By John Worlock, Member of the Board of Directors of Save Our Canyons

“Water in, and from, the Central Wasatch”

 

We live in Utah, known to be a desert, and so there is always the suggestion of not enough water.  This threat becomes more lively if we subscribe to the view that so-called Climate Change will leave us higher and dryer.

But let’s take a look at the current situation.  Utah’s official water-year ended a month ago when September became October, and the assessment was that we are just ok, or just about normal.  Reservoirs are not full, but they aren’t usually full at this time of year.  The land has gratefully soaked up the late September rains, so it won’t have to absorb much of the spring runoff from the mountains.  That’s important, since much of our water comes as winter snow in the mountains, running off to replenish both the aquifers and the reservoirs in the spring and early summer.
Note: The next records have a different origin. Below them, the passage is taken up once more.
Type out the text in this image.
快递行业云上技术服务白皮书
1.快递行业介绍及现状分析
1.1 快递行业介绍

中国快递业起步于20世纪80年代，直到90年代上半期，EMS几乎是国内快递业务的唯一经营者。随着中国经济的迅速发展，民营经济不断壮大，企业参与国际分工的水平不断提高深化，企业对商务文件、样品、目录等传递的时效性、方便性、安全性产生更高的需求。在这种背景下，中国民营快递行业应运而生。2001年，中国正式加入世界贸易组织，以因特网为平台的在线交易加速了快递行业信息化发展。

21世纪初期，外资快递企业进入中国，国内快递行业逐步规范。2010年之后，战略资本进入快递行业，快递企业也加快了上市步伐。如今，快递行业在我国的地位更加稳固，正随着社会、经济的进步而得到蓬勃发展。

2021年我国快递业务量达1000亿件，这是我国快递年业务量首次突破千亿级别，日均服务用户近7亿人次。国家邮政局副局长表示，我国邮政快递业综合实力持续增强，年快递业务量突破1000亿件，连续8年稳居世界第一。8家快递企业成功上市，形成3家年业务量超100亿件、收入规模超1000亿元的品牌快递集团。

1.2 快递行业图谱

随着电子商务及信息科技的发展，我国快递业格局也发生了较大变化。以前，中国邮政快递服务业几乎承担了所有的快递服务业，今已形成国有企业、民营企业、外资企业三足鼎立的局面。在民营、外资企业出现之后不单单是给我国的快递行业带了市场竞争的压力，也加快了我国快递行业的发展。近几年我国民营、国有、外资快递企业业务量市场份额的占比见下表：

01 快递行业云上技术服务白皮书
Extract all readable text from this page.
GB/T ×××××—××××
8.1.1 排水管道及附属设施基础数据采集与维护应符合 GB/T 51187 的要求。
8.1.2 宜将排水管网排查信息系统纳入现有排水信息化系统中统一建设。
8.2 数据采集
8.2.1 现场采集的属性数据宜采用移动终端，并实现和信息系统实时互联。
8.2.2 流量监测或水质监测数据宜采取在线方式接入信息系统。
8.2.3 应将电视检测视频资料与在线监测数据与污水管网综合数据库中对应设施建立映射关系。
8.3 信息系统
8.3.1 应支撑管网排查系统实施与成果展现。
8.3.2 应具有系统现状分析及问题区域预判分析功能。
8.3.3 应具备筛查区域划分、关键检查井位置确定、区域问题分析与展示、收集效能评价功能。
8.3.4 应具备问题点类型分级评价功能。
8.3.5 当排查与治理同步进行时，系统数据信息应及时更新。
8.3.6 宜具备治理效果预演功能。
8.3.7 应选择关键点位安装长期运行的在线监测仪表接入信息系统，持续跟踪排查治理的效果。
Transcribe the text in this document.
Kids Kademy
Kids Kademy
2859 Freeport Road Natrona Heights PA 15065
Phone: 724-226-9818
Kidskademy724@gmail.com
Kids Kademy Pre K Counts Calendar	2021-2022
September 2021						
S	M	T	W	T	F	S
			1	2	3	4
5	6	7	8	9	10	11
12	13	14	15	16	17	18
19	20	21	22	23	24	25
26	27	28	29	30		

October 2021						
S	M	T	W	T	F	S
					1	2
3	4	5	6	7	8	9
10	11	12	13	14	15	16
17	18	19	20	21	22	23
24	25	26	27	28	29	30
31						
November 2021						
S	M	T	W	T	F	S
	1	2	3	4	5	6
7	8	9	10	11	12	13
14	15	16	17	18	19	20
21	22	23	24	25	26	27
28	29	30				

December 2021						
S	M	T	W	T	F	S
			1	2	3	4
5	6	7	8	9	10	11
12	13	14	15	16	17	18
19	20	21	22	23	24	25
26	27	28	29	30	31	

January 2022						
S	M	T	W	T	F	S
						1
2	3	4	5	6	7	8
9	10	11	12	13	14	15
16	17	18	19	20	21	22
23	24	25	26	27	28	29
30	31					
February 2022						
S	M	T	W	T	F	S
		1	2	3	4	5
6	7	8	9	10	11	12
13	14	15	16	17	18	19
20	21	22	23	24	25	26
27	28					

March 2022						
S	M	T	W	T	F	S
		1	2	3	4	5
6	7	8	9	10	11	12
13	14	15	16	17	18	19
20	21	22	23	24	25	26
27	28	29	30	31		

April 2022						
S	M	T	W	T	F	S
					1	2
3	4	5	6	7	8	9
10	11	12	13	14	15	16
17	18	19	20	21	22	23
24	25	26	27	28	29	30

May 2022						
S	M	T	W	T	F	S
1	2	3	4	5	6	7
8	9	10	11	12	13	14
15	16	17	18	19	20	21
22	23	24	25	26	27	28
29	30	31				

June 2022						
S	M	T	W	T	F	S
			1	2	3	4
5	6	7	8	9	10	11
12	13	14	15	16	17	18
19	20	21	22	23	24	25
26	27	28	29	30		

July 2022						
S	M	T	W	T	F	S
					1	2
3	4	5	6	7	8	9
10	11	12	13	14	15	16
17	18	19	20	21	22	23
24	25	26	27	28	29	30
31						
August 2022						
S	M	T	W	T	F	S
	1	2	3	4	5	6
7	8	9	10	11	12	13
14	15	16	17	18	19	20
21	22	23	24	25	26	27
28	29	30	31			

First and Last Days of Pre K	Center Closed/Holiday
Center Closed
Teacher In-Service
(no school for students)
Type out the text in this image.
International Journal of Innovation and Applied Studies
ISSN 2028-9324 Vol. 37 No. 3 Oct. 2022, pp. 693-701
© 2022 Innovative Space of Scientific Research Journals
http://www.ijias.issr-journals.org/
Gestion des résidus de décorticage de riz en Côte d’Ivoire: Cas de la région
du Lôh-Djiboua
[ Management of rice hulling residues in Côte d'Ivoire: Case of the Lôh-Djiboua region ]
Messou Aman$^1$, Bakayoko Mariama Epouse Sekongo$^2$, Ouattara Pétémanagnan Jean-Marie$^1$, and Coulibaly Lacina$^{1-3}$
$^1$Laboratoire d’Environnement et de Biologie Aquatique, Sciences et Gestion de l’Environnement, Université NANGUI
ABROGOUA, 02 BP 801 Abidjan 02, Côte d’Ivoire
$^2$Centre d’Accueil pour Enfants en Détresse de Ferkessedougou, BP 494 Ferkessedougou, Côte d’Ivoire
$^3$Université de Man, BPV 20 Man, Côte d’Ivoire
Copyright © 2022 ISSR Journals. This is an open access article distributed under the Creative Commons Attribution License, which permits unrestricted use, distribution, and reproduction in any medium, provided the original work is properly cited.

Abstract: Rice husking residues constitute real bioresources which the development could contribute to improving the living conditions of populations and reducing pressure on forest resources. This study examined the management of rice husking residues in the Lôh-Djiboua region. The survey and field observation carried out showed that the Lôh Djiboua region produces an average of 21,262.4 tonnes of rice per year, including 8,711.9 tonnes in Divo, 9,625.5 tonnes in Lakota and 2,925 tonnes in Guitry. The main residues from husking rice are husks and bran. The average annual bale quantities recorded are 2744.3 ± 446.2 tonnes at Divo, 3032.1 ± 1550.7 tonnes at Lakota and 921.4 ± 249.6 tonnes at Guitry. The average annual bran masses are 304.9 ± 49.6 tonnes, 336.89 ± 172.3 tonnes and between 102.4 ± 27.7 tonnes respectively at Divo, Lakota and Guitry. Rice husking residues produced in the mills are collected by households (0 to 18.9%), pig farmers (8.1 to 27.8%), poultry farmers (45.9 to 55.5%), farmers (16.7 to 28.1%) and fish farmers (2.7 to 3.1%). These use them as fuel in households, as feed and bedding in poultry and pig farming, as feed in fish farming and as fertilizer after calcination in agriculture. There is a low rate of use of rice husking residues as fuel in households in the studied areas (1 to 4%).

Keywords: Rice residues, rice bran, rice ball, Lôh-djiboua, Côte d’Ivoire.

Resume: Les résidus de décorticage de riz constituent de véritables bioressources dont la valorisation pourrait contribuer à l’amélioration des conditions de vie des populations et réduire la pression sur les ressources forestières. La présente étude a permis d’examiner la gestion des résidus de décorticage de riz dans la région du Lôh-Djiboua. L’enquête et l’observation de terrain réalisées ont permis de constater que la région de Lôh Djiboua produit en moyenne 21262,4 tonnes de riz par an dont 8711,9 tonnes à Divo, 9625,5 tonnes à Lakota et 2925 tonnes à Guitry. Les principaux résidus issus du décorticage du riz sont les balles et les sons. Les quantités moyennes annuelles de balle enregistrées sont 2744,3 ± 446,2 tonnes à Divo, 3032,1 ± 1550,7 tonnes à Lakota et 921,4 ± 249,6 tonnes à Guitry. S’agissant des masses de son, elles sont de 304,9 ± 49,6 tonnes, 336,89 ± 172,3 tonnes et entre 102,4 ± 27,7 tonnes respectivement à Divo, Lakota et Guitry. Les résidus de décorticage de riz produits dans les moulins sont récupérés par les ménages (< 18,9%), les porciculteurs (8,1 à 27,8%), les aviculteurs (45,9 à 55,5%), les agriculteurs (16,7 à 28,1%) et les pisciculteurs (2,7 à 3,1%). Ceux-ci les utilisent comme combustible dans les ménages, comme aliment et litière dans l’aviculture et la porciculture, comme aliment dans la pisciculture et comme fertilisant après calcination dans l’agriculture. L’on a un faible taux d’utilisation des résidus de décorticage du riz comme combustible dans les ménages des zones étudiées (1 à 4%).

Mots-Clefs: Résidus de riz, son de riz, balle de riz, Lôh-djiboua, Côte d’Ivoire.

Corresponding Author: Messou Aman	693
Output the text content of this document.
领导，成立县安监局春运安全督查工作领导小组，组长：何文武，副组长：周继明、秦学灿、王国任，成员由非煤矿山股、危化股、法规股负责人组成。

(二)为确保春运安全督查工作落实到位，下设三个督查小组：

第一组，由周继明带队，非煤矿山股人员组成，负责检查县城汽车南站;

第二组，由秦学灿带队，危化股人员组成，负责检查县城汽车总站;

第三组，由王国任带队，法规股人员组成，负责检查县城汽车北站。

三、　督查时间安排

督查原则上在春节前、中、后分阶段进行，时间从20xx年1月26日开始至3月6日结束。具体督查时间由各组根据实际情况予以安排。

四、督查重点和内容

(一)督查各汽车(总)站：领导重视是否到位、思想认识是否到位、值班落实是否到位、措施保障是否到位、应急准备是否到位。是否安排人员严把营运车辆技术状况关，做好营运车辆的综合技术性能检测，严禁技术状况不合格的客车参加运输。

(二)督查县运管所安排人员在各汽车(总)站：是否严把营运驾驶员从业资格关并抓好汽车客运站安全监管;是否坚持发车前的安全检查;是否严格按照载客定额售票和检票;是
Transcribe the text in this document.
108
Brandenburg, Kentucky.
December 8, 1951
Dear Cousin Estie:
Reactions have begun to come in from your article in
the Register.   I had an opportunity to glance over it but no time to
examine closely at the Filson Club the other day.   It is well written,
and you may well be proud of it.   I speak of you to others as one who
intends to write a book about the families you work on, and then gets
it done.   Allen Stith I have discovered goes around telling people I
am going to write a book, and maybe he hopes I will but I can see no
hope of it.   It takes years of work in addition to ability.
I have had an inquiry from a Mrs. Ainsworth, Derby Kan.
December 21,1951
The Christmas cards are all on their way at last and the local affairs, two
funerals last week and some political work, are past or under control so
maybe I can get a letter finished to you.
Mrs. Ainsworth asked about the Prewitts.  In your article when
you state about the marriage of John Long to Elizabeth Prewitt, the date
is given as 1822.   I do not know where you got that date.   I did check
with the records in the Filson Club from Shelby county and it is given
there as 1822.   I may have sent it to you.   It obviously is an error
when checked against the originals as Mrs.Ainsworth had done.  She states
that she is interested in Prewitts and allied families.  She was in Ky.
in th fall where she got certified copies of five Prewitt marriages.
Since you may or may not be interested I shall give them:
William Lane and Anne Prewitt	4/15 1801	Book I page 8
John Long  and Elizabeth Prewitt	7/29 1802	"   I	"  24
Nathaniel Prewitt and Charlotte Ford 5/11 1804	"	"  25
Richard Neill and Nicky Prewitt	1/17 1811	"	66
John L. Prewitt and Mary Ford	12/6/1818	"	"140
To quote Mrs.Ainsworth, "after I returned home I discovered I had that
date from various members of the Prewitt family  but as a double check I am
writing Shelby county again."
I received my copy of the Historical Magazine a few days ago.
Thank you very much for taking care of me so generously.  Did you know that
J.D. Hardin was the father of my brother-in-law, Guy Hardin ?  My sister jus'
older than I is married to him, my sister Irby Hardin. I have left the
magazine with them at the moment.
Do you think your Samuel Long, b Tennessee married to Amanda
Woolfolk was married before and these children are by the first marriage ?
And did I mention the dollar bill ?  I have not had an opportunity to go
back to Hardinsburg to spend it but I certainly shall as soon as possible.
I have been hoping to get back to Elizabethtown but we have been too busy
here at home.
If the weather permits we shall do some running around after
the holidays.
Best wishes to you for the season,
The watershed in the neighboring Central Wasatch Mountains has been essential to the water supply in the Salt Lake Valley.  Many years ago, the state gave what’s called extraterritorial jurisdiction over that watershed to Salt Lake City.  City officals’ stalwart protection of their watershed has been important not only in keeping the water pure and plentiful, but also in helping to keep the Wasatch Canyons free of overdevelopment.

This extraterritorial power has not suited some of the small landowners in the Cottonwood Canyons.  Their development ambitions have perennially been frustrated, either by the lack of access to water rights, or the nearness of their property to the precious riparian areas bordering streams and lakes.

We’re on alert, currently, as these landowners have been using testimony before the state’s Quality Growth Commission to advance their misguided notions of the eternal rights of property owners.  These same misguided notions are capable of taking root in the Utah Legislature.  And if the legislature takes it into its collective head to revoke the city’s extraterritorial jurisdiction over the watershed, well, there goes the ball game.  There goes our water, along with the quiet and the solitude of the Wasatch Canyons.

Stay with us and together we’ll fight off this threat to our water and our Canyons.